Managing A Multi-Generational Sales Force

For the first time in US history, four generations are working side by side, representing a 50-year age and experience span. On the upside, companies benefit from the range of experience and unique views those decades provide. On the downside, each generation has varying cultural and motivational expectations driving their work ethic and behavior.

You might find some of these defining characteristics in your sales organization:

  • The Traditionalist (born between 1927 and 1945). Punctual and conservative, he survived the Great Depression and a world war and believes hard work is its own reward.
  • The Baby Boomer (born between 1946 and 1964). Well-established, loyal and work-centric, he values face time in the office rather than work/life balance.
  • The Generation X-er (born between 1965 and early 1980s).
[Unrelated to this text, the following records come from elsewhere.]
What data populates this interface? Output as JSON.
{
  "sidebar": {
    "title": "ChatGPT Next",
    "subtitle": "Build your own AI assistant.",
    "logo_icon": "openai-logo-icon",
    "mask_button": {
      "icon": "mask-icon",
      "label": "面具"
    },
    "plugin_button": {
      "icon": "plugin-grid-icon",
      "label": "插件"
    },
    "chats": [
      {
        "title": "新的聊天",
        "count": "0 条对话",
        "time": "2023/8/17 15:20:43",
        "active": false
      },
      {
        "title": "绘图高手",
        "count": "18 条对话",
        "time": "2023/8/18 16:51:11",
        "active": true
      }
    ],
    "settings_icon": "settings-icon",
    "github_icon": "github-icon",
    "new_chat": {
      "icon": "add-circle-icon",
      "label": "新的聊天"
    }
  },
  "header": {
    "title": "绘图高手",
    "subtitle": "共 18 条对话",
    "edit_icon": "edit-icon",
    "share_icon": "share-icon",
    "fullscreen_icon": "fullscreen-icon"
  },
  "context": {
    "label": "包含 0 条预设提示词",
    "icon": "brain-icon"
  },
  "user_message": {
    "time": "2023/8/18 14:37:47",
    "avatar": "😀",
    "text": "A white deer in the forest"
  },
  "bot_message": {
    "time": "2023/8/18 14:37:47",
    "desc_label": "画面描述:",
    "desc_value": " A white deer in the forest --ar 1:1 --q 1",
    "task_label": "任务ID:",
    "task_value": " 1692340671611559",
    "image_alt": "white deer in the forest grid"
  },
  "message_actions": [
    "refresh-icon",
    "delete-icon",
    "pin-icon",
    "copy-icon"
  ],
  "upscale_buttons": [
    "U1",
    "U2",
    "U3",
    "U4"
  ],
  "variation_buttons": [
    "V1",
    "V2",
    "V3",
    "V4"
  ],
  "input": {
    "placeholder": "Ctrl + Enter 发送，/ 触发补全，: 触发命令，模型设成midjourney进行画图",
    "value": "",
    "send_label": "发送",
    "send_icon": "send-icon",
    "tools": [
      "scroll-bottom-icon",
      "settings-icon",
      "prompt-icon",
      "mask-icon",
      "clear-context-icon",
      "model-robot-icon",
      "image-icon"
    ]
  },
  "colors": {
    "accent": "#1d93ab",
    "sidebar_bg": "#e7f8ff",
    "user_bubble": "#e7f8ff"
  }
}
Witnessed the burnout of his parents; hardworking and ambitious, he prefers to set his own hours and values freedom, autonomy, and family time.
  • The Generation Y-er (born in 1980 or later). Smart, creative, optimistic and tech-savvy, she is a multi-tasker who prefers technology over face-to-face interactions. Don’t waste her time making her come to your office.
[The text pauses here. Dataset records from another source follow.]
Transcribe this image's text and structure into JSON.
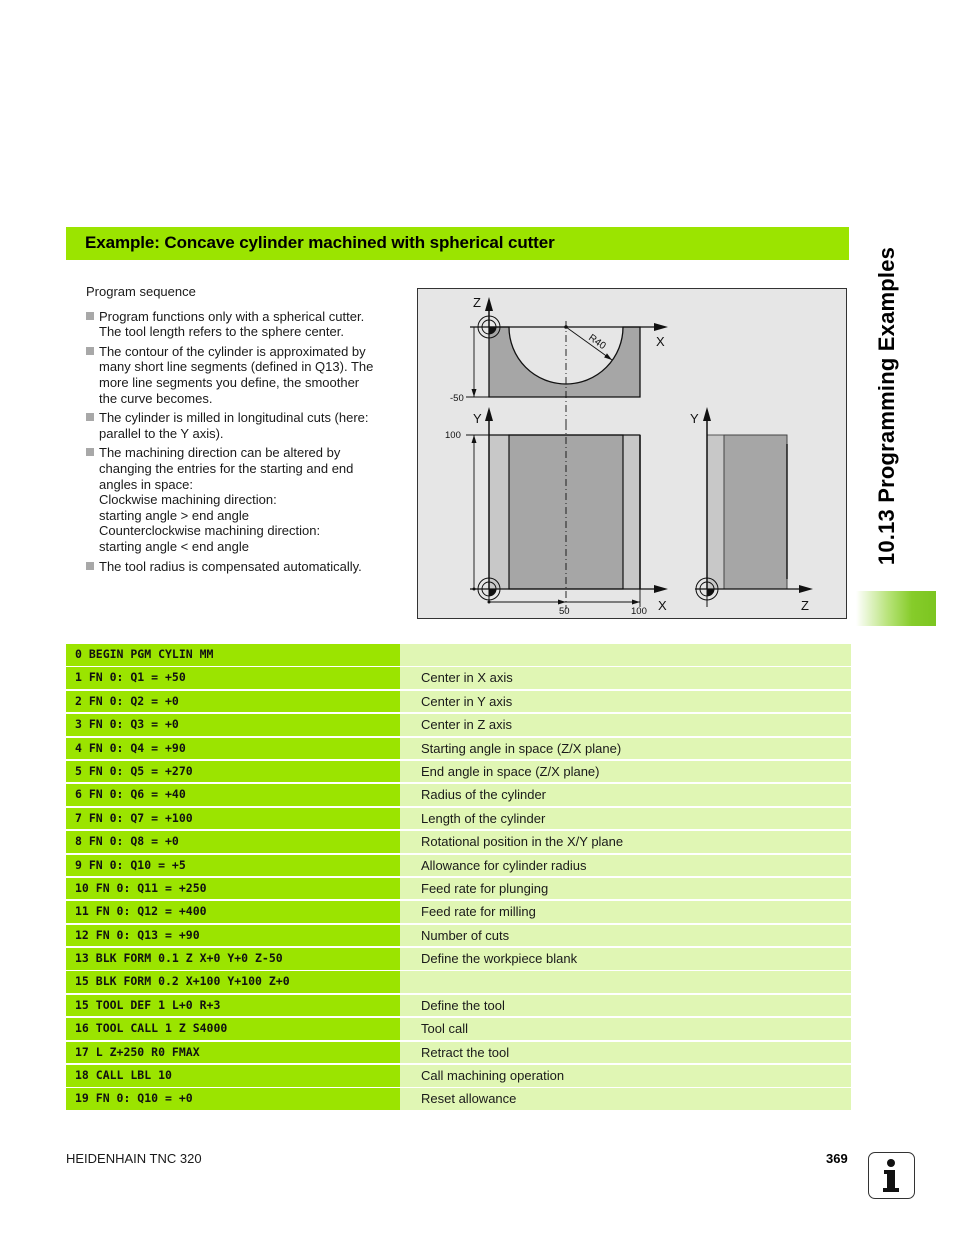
{
  "header": {
    "title": "Example: Concave cylinder machined with spherical cutter"
  },
  "side_tab": {
    "title": "10.13 Programming Examples"
  },
  "intro": {
    "sequence_label": "Program sequence",
    "bullets": [
      {
        "lines": [
          "Program functions only with a spherical cutter.",
          "The tool length refers to the sphere center."
        ]
      },
      {
        "lines": [
          "The contour of the cylinder is approximated by",
          "many short line segments (defined in Q13). The",
          "more line segments you define, the smoother",
          "the curve becomes."
        ]
      },
      {
        "lines": [
          "The cylinder is milled in longitudinal cuts (here:",
          "parallel to the Y axis)."
        ]
      },
      {
        "lines": [
          "The machining direction can be altered by",
          "changing the entries for the starting and end",
          "angles in space:",
          "Clockwise machining direction:",
          "starting angle > end angle",
          "Counterclockwise machining direction:",
          "starting angle < end angle"
        ]
      },
      {
        "lines": [
          "The tool radius is compensated automatically."
        ]
      }
    ]
  },
  "diagram": {
    "top_view": {
      "axis_vertical": "Z",
      "axis_horizontal": "X",
      "dim_depth": "-50",
      "radius_label": "R40"
    },
    "front_view": {
      "axis_vertical": "Y",
      "axis_horizontal": "X",
      "dim_height": "100",
      "dim_center": "50",
      "dim_width": "100"
    },
    "side_view": {
      "axis_vertical": "Y",
      "axis_horizontal": "Z"
    },
    "colors": {
      "background": "#e6e6e6",
      "workpiece_dark": "#a6a6a6",
      "workpiece_light": "#c8c8c8"
    }
  },
  "program": {
    "rows": [
      {
        "code": "0 BEGIN PGM CYLIN MM",
        "comment": ""
      },
      {
        "code": "1 FN 0: Q1 = +50",
        "comment": "Center in X axis"
      },
      {
        "code": "2 FN 0: Q2 = +0",
        "comment": "Center in Y axis"
      },
      {
        "code": "3 FN 0: Q3 = +0",
        "comment": "Center in Z axis"
      },
      {
        "code": "4 FN 0: Q4 = +90",
        "comment": "Starting angle in space (Z/X plane)"
      },
      {
        "code": "5 FN 0: Q5 = +270",
        "comment": "End angle in space (Z/X plane)"
      },
      {
        "code": "6 FN 0: Q6 = +40",
        "comment": "Radius of the cylinder"
      },
      {
        "code": "7 FN 0: Q7 = +100",
        "comment": "Length of the cylinder"
      },
      {
        "code": "8 FN 0: Q8 = +0",
        "comment": "Rotational position in the X/Y plane"
      },
      {
        "code": "9 FN 0: Q10 = +5",
        "comment": "Allowance for cylinder radius"
      },
      {
        "code": "10 FN 0: Q11 = +250",
        "comment": "Feed rate for plunging"
      },
      {
        "code": "11 FN 0: Q12 = +400",
        "comment": "Feed rate for milling"
      },
      {
        "code": "12 FN 0: Q13 = +90",
        "comment": "Number of cuts"
      },
      {
        "code": "13 BLK FORM 0.1 Z X+0 Y+0 Z-50",
        "comment": "Define the workpiece blank"
      },
      {
        "code": "15 BLK FORM 0.2 X+100 Y+100 Z+0",
        "comment": ""
      },
      {
        "code": "15 TOOL DEF 1 L+0 R+3",
        "comment": "Define the tool"
      },
      {
        "code": "16 TOOL CALL 1 Z S4000",
        "comment": "Tool call"
      },
      {
        "code": "17 L Z+250 R0 FMAX",
        "comment": "Retract the tool"
      },
      {
        "code": "18 CALL LBL 10",
        "comment": "Call machining operation"
      },
      {
        "code": "19 FN 0: Q10 = +0",
        "comment": "Reset allowance"
      }
    ],
    "colors": {
      "code_bg": "#9be400",
      "comment_bg": "#e0f6b4"
    }
  },
  "footer": {
    "product": "HEIDENHAIN TNC 320",
    "page_number": "369",
    "icon": "info-icon"
  }
}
The challenge is, of course, to aligning these generations toward a common sales goal; and  motivating and retaining talent in each of the generational groups to give your company a talent and performance edge.
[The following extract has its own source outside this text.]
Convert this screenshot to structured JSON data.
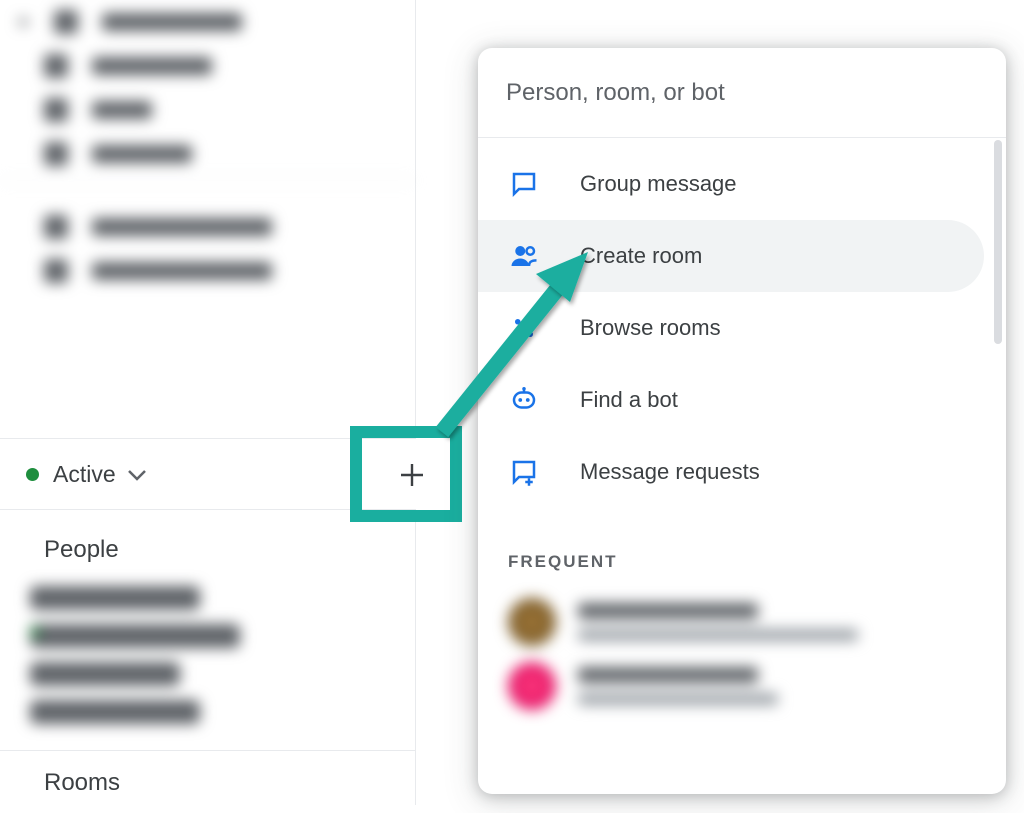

It’s important to start with some insight:

  • Understand who’s in your sales organization.
  • Recognize the factors that matter most when managing the generations.
  • Prevent traditionalist, authoritative management from wreaking havoc on Gen Y achievements.
  • Enable each generation in a larger sales strategy context.
  • Recruit and retain the talent that you need.
  • Set expectations and create effective incentives for each generation.
  • Understand how coaching and development can help the generations to work together.